Dark Souls est probablement le jeu le moins injuste que je connaisse.
Cela peut sembler étrange pour certaines oreilles, mais Dark Souls est probablement le jeu le moins injuste que je connaisse. Vous assurer la victoire en vous guidant/donnant des indices constamment, n’est-ce pas une forme d’injustice dans le sens où vous n’êtes pas libre de vous planter ? Autant regarder un film ! Vous contraindre à la défaite sans avoir la possibilité de contourner la difficulté ou l’affronter à force d’apprendre, ça aussi c’est injuste. Le jeu de FromSoftware offre au contraire une courbe de progression savamment dosée. Oui Dark Souls est dur, très dur ; oui il vous poignarde régulièrement dans le dos ; oui les boss vous décrocheront la mâchoire (dans tous les sens de l’expression) ; mais oui, vous apprendrez de vos erreurs, vous vous améliorerez et vous finirez par vaincre. Et je crois qu’à l’heure actuelle, il n’existe pas d’autre licence qui m’ait procuré de sensation si enivrante que celle d’enfin éclater un boss (ou plusieurs…) après des heures d’acharnement.
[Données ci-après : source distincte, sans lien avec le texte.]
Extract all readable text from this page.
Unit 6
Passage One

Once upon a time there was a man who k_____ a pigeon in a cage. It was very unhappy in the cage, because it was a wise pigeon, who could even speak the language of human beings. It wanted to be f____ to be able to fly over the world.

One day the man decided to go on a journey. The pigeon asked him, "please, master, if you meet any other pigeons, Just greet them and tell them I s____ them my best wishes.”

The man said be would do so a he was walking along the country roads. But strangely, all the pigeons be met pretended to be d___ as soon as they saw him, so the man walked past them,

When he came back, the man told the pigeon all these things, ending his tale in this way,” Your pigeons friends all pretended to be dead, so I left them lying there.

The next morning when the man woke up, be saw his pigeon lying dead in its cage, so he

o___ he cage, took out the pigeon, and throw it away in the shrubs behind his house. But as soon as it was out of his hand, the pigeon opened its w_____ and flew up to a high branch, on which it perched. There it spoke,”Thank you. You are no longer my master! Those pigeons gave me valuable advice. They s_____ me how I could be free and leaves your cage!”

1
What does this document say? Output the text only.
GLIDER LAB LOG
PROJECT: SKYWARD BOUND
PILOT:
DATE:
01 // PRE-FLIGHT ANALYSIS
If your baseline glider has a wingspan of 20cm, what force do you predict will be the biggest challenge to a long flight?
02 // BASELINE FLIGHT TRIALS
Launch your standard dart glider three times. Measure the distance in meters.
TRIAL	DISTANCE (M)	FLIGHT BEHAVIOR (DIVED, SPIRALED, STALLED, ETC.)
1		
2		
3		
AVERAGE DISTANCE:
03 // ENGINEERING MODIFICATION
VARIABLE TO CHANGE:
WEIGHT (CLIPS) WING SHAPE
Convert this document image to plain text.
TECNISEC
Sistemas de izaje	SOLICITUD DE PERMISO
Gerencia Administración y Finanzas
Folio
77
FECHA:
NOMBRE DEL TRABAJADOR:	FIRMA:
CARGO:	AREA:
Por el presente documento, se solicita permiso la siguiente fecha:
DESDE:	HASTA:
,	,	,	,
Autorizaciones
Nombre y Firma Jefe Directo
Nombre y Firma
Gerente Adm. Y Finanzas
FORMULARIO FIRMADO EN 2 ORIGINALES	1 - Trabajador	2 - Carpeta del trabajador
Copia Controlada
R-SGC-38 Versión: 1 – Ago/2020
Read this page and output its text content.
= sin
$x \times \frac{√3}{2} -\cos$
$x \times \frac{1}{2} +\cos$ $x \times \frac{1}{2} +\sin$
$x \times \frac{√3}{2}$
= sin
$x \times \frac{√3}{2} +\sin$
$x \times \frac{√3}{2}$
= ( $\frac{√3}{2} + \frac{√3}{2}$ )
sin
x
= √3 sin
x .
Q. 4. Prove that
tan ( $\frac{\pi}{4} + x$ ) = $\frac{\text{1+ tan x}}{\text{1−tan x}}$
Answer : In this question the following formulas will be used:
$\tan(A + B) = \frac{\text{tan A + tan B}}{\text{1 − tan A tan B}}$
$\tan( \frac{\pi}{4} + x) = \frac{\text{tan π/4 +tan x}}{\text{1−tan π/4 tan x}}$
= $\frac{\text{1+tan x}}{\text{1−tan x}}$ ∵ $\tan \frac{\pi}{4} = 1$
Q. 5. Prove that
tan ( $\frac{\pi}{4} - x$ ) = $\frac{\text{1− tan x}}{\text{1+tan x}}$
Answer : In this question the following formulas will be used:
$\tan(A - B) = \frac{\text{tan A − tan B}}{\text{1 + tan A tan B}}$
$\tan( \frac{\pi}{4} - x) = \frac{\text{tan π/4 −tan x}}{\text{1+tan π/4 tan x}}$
Alors non, Dark Souls n’est clairement pas à mettre entre toutes les mains, vous l’aurez compris au vu de ce que je viens d’écrire, mais il a le mérite de le proposer (et d’avoir émulé des titres dans la même veine à une époque ou le refus de frustrer le joueur est devenu omniprésent).
Pas de pitié mais de la piété
Dans Dark Souls, votre périple vous mènera à des feux de camp qui feront office de points de retour à la vie. Vous y reposer remplira votre fiole d’Estus (potion de santé) – et ce sera la seule façon d’y parvenir – tout en ressuscitant l’immense majorité des ennemis. Vous aurez aussi la possibilité de redevenir humain en utilisant de l’Humanité (petites âmes sombres que vous pourrez récupérer dans des coffres et sur des ennemis). L’un des intérêts est de pouvoir accéder au multijoueur. D’autre part, plus votre compteur d’Humanité est élevé, meilleure est votre chance de trouver du butin sur les ennemis (PNJ) que vous tuez. Enfin, les feux de camp permettent de dépenser les âmes (points d’expérience) que vous avez récolté en éliminant vos adversaires pour augmenter vos caractéristiques. Le deal est le suivant : si vous mourez, vous repartez du dernier feu de camp visité en perdant votre humanité et vous devez partir récupérer votre expérience non dépensée et l’Humanité consommée à l’endroit où vous êtes mort. Si vous êtes abattu en route, vous pouvez lui dire adieu.
Le rapport risque vs récompense est […] important et c’est aussi ce qui rend l’aventure Dark Souls palpitante.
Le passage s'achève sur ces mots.